Just like home

Noodles to Thai For

Good for: casual, home-style Thai
Notable dishes: red curry, chicken satay, blue pea juice

Noodles to Thai For

2675 24th St.
Sacramento, CA 95818

(916) 329-8352

For most people, what we eat at home is not what we eat when out. We usually want something a bit more complicated at restaurants, though it depends on the occasion. Is it a big night out or just dinner on the way home from work?

In either situation, Sacramentans especially seem to love Thai food. Note Taste of Thai and Chada Thai Cuisine existing practically next door to each other on Broadway for years.

Last September, another Thai restaurant opened in Curtis Park. Situated in the original location of Shoki Ramen House, Noodles to Thai For adds a second eatery to this somewhat underloved intersection. Rather than a fancy place with gold-spangled elephants on the wall, this feels more like eating in someone’s home. Fittingly, it even looks like a little house, with lots of bright windows and just a few tables.

It’s as if the owner, Janet Pitak, invited you over for dinner cooked by her mother, Lek Pitak. Lek used to cook at Thai Palace on J Street as well as restaurants in San Francisco. Here, she’s got her twin sister, Susan, on hand as well. They learned many of their recipes from their mother in Thailand.

Maybe that’s why the food is less refined than in many other local Thai restaurants. The somewhat thin red curry ($7.95) lacks the silky lushness of the curries at Thai Basil, for example, but it still has a depth of flavor that works well with pork.

Similarly, the Thai fried rice ($7.95) is a hearty portion, but contains very few vegetables and underseasoned chicken. Compared to the colorful produce-rich version at Chada Thai, it’s a bit dowdy.

Noodles are in the name, and they make up the majority of dishes on the menu. The sauces—but not the noodles—are made in-house. The pad see ew ($7.95) features wide noodles coated in a flavorful gravy with shreds of Chinese broccoli and egg. It looks nothing like the photo on the menu, but we enjoyed it enough to clean the plate.

The pad Thai ($7.95) is usually a good gauge of a Thai restaurant’s style. This one has thin rice noodles—though, the menu advertised thick ones—coated in a sweet sauce, with large chunks of fried tofu and tender shrimp. Loads of ground peanuts coat the top.

It’s fine, and even pretty good cold the next day, but not distinctive. That seems to be the theme here. Just as you might eat spaghetti and jarred marinara any night of the week, and even enjoy it, it’s not gourmet. Noodles to Thai For feeds you plenty of hot, hearty food that’s more mom-style than cheffy.
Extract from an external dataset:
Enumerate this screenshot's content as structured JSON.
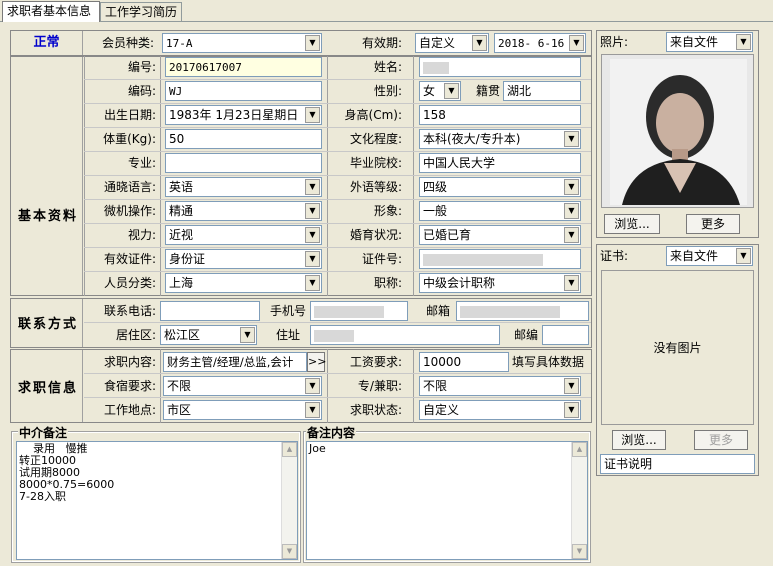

Lots of people seem to enjoy the huge bowls of boat noodles ($7.95), though, with housemade meatballs. The chicken satay ($6.75) is better-than-average, too, with well-seasoned meat and tons of creamy peanut sauce.

The owner and servers couldn’t be more friendly. They essentially welcome you to their home. On one visit, Janet encouraged us to get the blue pea juice ($2.50), noting that she specially orders it from Thailand. It’s made with pea flowers and, similar to hibiscus tea, is quenching and sweet.

While there are plenty of great Thai places to choose from, Noodles to Thai For rewards folks craving a simple plate of noodles in a warm, cozy space. Sometimes you don’t want the latest heirloom vegetable or a banquet worthy of a king. You just want your mom.